La rencontre entre l'ancien chef de gouvernement, Sid Ahmed Ghozali, et l'instance de consultations sur «les réformes politiques» n'a duré qu'une demi-heure. Ce qui veut dire que les deux parties n'ont pas eu grand-chose à se dire ou peu. «J'ai répondu à une invitation fraternelle», précise M. Ghozali qui, tout de même, pense que «la courtoisie» ne l'a pas empêché de «dire les choses en face parce que cela engageait l'avenir du pays». L'ancien chef de gouvernement a certainement dû condenser son intervention. Dans une déclaration faite à sa sortie d'audience, Sid Ahmed Ghozali, dont le parti, Front Démocratique, n'est pas encore agréé, a soutenu qu'il fallait surtout tenir compte d'une analyse «objective» de la situation actuelle du pays et de la région. Reçu en sa qualité de personnalité nationale, l'ancien chef de la diplomatie algérienne estime qu'«il s'agit là du destin de la nation. Cela ne se règle pas, selon lui, en changeant les lois, d'autant plus que ces mêmes lois n'ont pas été respectées depuis des années». L'invité de Abdelkader Bensalah lance, en effet, un appel «au pouvoir apparent et au pouvoir caché pour aller vers des réformes véritables».

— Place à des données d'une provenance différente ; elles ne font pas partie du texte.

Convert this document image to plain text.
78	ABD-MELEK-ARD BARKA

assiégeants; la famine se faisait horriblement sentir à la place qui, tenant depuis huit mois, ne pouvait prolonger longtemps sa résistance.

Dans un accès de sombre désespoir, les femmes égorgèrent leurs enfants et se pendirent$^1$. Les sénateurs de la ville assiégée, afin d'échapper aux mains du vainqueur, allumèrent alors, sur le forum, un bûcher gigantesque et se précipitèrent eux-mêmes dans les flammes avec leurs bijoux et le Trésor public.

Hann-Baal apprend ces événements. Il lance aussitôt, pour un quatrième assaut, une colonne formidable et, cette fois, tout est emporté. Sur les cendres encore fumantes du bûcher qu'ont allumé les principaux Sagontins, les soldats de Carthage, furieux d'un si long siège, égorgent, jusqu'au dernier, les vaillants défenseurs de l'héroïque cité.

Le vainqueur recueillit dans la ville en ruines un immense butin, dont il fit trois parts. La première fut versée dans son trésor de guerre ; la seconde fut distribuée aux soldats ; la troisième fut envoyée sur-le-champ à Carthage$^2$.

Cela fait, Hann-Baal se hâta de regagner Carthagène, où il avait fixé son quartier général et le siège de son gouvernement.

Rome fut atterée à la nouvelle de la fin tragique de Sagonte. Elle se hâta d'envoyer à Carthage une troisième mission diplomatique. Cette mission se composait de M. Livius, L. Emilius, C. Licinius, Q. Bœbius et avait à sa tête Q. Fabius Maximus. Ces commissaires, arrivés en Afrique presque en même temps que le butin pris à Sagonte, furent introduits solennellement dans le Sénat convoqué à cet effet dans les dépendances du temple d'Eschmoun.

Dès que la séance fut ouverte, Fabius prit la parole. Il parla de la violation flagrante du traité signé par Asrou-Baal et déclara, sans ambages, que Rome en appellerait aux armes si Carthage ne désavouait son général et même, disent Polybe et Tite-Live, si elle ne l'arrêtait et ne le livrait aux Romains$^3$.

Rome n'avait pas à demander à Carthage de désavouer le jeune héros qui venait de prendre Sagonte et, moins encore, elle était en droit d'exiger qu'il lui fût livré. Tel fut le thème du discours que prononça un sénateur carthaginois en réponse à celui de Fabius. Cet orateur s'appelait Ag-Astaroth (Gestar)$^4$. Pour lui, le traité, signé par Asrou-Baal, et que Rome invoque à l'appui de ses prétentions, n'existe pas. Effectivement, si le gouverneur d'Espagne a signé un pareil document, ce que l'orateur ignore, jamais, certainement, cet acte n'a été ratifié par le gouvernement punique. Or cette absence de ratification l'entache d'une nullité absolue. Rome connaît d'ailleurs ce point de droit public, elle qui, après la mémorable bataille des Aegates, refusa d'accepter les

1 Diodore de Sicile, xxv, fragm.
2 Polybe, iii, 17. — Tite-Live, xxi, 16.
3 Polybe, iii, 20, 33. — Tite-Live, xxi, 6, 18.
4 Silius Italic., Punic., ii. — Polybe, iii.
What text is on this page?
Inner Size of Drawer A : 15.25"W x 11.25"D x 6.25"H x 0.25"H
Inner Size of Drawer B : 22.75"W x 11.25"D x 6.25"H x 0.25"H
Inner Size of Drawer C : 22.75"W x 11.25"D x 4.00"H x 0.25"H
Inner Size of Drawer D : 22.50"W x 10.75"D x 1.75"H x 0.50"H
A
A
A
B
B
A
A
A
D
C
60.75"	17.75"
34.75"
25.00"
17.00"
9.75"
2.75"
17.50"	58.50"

Selon lui, «à mesure que l'on s'éloigne du fond du sujet ainsi que des défis à relever et des préoccupations (du peuple), on se rapproche du choc qui risque de se produire dans le pays. L'ancien chef de gouvernement a tenu à souligner qu'il transmettra ses idées et ses propositions «par écrit et à qui de droit». Contacté hier après-midi, Sid Ahmed Ghozali rapporte que les membres de la commission lui ont demandé, au départ, de faire des suggestions à propos des réformes préconisées par le chef de l'Etat. Et lorsqu'il a rétorqué qu'il n'en connaissait pas encore le contenu, la réponse lui a été donnée que le pouvoir entend régler les problèmes par la modification des lois. Si c'est vraiment cela, affirmait-il dans une déclaration à El Watan, «soit ils se trompent ou ils cherchent autre chose !» «Moi je pense le contraire», soutient M. Ghozali qui nourrit d'énormes doutes quant aux intentions du pouvoir. «Pourquoi ouvrir le champ politique, comme ils le prétendent, alors que le dispositif et la loi sur les partis sont là. Il suffit juste de respecter la loi», tempête l'ancien chef de gouvernement, soupçonnant une volonté de faire exactement le contraire.
C'est-à-dire «interdire légalement ce qu'ils ont interdit jusque-là illégalement». -Sid Ahmed Ghozali ne voit pas également l'utilité de revoir «la loi électorale qui n'a jamais été respectée». Idem pour l'organisation des pouvoirs publics, parce que la Constitution donne les pleins pouvoirs au Président. Pour soutenir son argumentaire, «l'homme au papillon» affirme que «pour combattre la corruption, on n'a pas besoin de modifier la loi fondamentale». C'est une question de volonté politique, laisse-t-il entendre. Le problème, est-il convaincu, ne réside pas dans les textes. Selon M. Ghozali, «le pouvoir détient toutes les clefs de la solution, mais avec la fuite en avant qu'il préconise, il est devenu lui-même le problème». L'invité de l'instance de consultation estime que la démarche, «la mouchaouara qui consiste à transmettre les messages, alors que le débat est interdit, manque de crédibilité». «Le système, (ennidham), selon lui, se joue vraiment des hommes, alors que devant la réalité qui est celle du pays aujourd'hui, on ne peut se comporter de cette manière.» «Ils pensent qu'il n'y a qu'eux qui peuvent diriger», souligne l'ancien chef de gouvernement qui affirme qu'«il y a une infantilisation de la société : ou se soumettre on fera parti du cercle des amis ou prononcer un avis contraire et on est classé dans la catégorie des ennemis». M. Ghozali tient, en effet, à expliquer que dans la démarche en cours, soit il y a un aveuglement, ce qui est très possible, ou une volonté de rajouter plus de brouillard en impliquant tout le monde. Il qualifie les consultations entreprises depuis trois jours de «diversions». Ceux qui dirigent le pays, indique-t-il, sont occupés par des questions de pouvoir, ils ne sont pas dans l'optique de trouver des solutions aux problèmes des Algériens. Pour lui, «la solution est dans un changement radical, voire un changement de régime».